Communication Builds Our Community

City Commission Chooses 30-year Bonds Over Bank Financing

Two Commissioners Absent During $4 Million Decision

With some $4 million in interest payments riding on the decision, three city commissioners gave direction to staff at Wednesday's workshop to pursue a 30-year bond rather than shorter-term bank loans to finance the $18.5 million earmarked for the Lake Wales Connected plan.

The most-significant action ever undertaken by the City of Lake Wales or its related Community Redevelopment Agency, the huge investment is intended to breathe new life into the venerable heart of the city, including the Northwest Neighborhood. The plan will take several years to complete. Construction documents are nearing completion for the two largest phases of the project, involving Park Avenue and First Street.

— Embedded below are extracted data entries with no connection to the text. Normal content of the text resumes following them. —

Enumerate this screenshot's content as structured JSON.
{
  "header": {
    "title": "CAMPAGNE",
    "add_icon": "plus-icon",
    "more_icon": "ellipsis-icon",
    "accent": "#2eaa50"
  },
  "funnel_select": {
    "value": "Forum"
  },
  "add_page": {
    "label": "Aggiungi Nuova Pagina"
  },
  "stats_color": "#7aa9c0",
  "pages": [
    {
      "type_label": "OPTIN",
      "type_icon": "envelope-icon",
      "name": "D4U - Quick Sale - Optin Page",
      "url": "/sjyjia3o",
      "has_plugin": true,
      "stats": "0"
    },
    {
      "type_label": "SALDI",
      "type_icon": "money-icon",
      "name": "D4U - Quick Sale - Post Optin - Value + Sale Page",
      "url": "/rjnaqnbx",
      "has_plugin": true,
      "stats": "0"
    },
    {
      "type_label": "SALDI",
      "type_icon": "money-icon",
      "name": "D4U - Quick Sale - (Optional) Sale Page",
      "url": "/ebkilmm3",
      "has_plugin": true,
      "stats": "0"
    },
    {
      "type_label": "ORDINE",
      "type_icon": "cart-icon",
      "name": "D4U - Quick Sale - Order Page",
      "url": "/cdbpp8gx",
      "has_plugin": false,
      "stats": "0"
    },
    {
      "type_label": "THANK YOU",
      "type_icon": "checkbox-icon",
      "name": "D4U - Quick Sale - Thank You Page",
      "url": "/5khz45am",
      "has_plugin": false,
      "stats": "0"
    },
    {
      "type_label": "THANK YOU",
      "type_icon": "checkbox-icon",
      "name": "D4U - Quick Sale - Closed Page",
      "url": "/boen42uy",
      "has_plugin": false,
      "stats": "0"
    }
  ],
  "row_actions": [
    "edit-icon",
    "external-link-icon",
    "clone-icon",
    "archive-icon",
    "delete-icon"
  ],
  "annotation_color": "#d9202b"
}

Mayor Eugene Fultz, Deputy Mayor Robin Gibson, and Commissioner Terrye Howell listened to the presentation by Will Reid of Ford and Associates before offering their recommendation to staff. The non-binding opinions offered by the trio were given in the absence of commissioners Jack Hilligoss and Daniel Williams, who did not attend the meeting.

The item was presented in the workshop setting to give direction to the city's bond consultants, Ford and Associates. The CRA currently receives more than $2.2 million each year in captured city and county revenue from within the defined district. That revenue stream will be used to retire the debt.

City Finance Director Dorothy Abbott strongly advocated for the more-expensive 30-year bonds, stating that the alternative would leave the CRA with "only about $600,000" each year "for 20 years" to pay for other projects or expenses. "You can starve yourselves," she added.

Deputy Mayor Robin Gibson challenged that assessment, saying that it didn't account for either growth of the tax base or inflationary rises in property values, which have increased by about 19 per cent in the last 12 months. The plan is expected to spur investment by the private sector, an effect already underway.

Utilizing the bonds will cost more upfront, a number Abbott estimated at $250,000 rather than the $100,000 cost of bank financing. The rest of the increased costs reflect interest for the longer period.

Ultimately Reid also gave his tepid endorsement to the 30-year bonds after admitting that there were few banks willing to enter a 20-year municipal loan deal. Rising interest rates, being driven in part by the Russian invasion of Ukraine, have already increased the long-term costs of the project.

The award-winning Connected plan includes multiple elements ranging from new trails and sidewalks to complete reconstructions of nearly 20 blocks of city streets. It is the most ambitious urban-renewal effort ever conceived in the area. The Community Redevelopment Agency recently extended its life for another 30 years to fund future investments in the districts.